Mr Saggar was first arrested in 2018 and charged in court with possessing terror-related materials on his phone. His arrest came right after that of one of his employees, putting him on the radar of detectives.

According to Mr Saggar’s family, Alfan Ali Juma was arrested in Mandera in Kenya’s northeast in 2018 and mentioned Mr Saggar to be his employer. Mr Juma was arrested together with another suspect identified as Abdul Satar.

They were later taken to Muthaiga Police Station in Nairobi and presented at a Milimani court and held at Kamiti Prison in Nairobi.

Free bond

Mr Juma was later transferred to Shimo la Tewa Prison in Mombasa and was released on a free bond on condition that he report to the ATPU offices in the Coast region. But he would later go missing. To date, his kin say they have no information about his whereabouts.

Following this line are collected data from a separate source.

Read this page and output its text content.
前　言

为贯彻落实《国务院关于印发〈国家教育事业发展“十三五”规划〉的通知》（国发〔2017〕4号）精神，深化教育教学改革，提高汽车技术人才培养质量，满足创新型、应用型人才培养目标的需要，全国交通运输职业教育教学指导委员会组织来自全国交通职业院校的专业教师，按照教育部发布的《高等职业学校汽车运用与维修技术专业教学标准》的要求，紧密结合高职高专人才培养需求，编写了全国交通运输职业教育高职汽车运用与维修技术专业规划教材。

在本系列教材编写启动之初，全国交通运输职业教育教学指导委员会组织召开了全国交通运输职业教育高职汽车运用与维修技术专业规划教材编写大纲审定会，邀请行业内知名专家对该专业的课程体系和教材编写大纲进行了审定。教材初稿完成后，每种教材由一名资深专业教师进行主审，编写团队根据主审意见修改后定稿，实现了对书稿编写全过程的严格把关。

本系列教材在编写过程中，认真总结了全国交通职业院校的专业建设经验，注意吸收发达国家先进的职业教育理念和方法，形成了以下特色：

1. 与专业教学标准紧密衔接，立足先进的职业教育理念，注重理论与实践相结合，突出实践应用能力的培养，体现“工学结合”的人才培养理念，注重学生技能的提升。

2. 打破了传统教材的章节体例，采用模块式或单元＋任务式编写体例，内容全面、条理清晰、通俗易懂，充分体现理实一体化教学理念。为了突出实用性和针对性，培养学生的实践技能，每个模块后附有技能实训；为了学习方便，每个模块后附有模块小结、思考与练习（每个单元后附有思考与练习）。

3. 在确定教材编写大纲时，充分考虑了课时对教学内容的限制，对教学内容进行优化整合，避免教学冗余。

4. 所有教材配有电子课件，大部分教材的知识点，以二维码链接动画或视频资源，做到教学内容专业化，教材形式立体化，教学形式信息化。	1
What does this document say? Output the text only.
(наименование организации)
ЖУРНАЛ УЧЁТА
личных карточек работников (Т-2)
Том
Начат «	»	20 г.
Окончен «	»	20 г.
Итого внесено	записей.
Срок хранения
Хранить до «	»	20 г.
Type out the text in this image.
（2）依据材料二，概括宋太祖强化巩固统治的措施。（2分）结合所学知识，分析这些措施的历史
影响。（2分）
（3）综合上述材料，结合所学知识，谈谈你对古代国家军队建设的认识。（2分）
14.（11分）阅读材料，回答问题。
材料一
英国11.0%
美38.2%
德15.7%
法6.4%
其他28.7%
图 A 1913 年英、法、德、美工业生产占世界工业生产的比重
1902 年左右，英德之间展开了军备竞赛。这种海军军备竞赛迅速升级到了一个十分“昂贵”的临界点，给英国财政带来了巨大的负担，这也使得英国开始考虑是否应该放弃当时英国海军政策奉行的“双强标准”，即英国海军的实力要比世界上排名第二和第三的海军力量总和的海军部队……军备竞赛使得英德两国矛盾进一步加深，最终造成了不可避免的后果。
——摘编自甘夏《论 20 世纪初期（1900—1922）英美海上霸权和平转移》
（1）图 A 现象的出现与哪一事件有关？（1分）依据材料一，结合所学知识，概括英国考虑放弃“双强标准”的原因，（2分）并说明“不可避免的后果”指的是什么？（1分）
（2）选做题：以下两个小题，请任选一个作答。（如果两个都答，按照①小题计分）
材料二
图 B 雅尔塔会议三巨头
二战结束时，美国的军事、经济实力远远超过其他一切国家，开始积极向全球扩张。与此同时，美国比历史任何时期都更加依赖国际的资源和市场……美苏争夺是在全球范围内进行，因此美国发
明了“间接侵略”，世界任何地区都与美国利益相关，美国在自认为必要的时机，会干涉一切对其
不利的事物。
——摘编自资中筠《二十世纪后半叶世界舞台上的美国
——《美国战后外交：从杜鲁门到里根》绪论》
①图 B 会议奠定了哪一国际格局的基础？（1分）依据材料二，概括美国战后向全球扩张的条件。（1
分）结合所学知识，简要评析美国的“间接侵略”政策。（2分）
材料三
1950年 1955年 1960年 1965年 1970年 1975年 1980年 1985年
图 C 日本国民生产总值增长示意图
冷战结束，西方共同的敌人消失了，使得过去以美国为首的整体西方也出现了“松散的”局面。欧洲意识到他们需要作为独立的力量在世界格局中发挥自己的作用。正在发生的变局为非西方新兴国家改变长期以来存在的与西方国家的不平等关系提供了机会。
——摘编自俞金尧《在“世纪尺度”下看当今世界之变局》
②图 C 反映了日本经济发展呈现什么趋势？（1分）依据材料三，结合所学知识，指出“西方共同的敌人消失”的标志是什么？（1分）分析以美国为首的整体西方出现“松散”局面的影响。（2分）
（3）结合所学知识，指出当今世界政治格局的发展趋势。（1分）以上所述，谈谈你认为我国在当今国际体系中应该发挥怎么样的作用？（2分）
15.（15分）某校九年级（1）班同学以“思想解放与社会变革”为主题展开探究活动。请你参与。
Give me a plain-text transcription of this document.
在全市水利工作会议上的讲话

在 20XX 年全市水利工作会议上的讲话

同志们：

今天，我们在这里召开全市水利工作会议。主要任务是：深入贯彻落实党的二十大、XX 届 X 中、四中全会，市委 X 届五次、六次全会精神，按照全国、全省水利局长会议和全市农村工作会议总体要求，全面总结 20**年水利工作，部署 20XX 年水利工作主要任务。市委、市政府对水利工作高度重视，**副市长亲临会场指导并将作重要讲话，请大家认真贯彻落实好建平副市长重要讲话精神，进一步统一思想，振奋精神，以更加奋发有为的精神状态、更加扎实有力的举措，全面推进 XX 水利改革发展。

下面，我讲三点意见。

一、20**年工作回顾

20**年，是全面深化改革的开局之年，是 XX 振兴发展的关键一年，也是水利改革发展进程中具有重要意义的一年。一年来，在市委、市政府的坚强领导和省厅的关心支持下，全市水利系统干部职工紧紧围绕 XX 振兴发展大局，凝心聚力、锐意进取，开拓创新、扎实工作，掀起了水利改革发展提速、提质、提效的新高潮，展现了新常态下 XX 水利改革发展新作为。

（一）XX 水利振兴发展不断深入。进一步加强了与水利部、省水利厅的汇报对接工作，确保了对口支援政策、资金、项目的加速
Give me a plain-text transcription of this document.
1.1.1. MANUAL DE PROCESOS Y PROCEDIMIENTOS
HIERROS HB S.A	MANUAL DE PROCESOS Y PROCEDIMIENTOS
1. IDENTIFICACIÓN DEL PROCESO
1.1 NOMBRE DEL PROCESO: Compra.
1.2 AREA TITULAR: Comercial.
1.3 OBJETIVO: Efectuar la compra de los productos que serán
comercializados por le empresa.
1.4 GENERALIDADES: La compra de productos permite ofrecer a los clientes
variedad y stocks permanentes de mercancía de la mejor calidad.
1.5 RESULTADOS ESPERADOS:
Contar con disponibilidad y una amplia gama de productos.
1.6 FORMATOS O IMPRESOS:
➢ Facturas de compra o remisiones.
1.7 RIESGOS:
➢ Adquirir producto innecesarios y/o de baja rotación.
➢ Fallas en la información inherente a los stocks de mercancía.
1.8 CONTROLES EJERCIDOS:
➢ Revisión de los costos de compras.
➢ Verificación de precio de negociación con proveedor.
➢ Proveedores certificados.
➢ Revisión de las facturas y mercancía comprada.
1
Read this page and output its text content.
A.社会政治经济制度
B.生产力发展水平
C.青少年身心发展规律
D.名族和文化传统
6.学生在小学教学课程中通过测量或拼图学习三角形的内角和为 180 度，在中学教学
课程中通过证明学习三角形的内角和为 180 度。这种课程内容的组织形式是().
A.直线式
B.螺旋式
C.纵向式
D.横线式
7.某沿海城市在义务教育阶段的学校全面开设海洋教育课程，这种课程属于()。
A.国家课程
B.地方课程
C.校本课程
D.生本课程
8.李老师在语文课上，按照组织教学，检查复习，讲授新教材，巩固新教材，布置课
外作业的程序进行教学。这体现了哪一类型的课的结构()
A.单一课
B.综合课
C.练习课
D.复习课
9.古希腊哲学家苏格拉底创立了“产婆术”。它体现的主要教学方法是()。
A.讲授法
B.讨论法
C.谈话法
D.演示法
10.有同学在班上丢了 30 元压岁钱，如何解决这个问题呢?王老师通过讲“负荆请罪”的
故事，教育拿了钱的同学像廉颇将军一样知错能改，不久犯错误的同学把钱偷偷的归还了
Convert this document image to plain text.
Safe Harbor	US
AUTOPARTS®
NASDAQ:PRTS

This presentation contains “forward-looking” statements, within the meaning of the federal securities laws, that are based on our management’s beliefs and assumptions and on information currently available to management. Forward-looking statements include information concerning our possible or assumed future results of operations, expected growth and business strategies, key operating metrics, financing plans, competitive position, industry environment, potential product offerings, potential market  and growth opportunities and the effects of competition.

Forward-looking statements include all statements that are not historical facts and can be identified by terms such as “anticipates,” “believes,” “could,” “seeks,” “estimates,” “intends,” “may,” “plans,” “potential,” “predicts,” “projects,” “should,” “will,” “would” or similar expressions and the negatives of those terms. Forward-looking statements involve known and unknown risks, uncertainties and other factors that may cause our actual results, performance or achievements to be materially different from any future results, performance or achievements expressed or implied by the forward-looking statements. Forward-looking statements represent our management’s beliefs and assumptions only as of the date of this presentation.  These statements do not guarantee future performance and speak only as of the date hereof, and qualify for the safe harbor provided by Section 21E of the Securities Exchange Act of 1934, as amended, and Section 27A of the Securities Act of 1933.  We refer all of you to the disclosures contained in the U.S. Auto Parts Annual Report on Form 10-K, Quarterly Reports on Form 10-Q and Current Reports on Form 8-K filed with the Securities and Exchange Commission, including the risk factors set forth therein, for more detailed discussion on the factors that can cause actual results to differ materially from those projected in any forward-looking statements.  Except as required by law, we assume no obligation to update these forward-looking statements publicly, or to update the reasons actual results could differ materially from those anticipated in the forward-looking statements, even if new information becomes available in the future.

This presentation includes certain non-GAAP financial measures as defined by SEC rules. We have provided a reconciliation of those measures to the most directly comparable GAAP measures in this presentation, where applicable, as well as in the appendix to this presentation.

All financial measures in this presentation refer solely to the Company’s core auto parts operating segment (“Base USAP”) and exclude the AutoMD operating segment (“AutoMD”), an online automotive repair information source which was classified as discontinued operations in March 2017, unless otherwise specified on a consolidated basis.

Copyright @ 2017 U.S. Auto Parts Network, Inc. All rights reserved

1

In March, and in a different case featuring another suspected terrorist Richard Lazaro Kivatsi arrested in Mombasa, it emerged in court documents that Mr Juma and Mr Rashid had fled to Mozambique. In the case, Kenyan police claimed that a forensic analysis of Kivatsi's two mobile phones indicated that he had been in close contact with Juma and Rashid, who had fled to the Southern African country to join the IS-linked terror group.

Meanwhile, the Mozambique Islamist group was being headed by, among others, terror suspect Abu Yassir Hassan, who was in 2020 classified among Specially Designated Global Terrorists (SDGTs) by the US Department of State.

Mr Hassan, a Tanzanian, has been leading the Ahlal-sunnah wa al-Jamaa terror group in Mozambique since October 2017 before it was recently pushed out by Rwandan forces.

Mr Hassan, also known as Abu Qim, led the group that coordinated a series of attacks that led to the seizure of a strategic port of Mocimboa da Praia in Cabo Delgado Province, according to Tanzania media reports.

Two weeks ago, US Secretary of State Antony Blinken added to the list of SDGTs five terrorist leaders operating in Africa: including Bonomade Machude Omar, senior commander of the IS affiliate in Mozambique, and a deputy to Mr Hassan.

“Bonomade Machude Omar, also known as Abu Sulayfa Muhammad and Ibn Omar, leads the Military and External Affairs departments for ISIS-Mozambique. He serves as the senior commander and lead coordinator for all attacks conducted by the group in northern Mozambique, as well as the lead facilitator and communications conduit for the group,” Mr Blinken said, adding that during the March 2021 attack on Palma, Omar led one group of fighters while Mr Hassan, the leader of ISIS-Mozambique, led another group of fighters.

“Omar has been responsible for attacks in Cabo Delgado Province, Mozambique, and Mtwara region in Tanzania,” Mr Blinken said.

The US also expanded its list of designated terrorists to include Ali Mohamed Rage alias Ali Dheere, who is al Shabaab’s spokesman and a senior leader of the group. He replaced Sheikh Mukhtar Robowas al-Shabaab’s top spokesman in May 2009. Rage has been involved in attack planning that has targeted areas in Kenya and Somalia.

Also included on the list was Abdikadir Mohamed Abdikadir, also known as Ikrima, a facilitator and operational planner. As of November 2019, Abdikadir was an al Shabaab senior leader and served as the head of operations and logistics.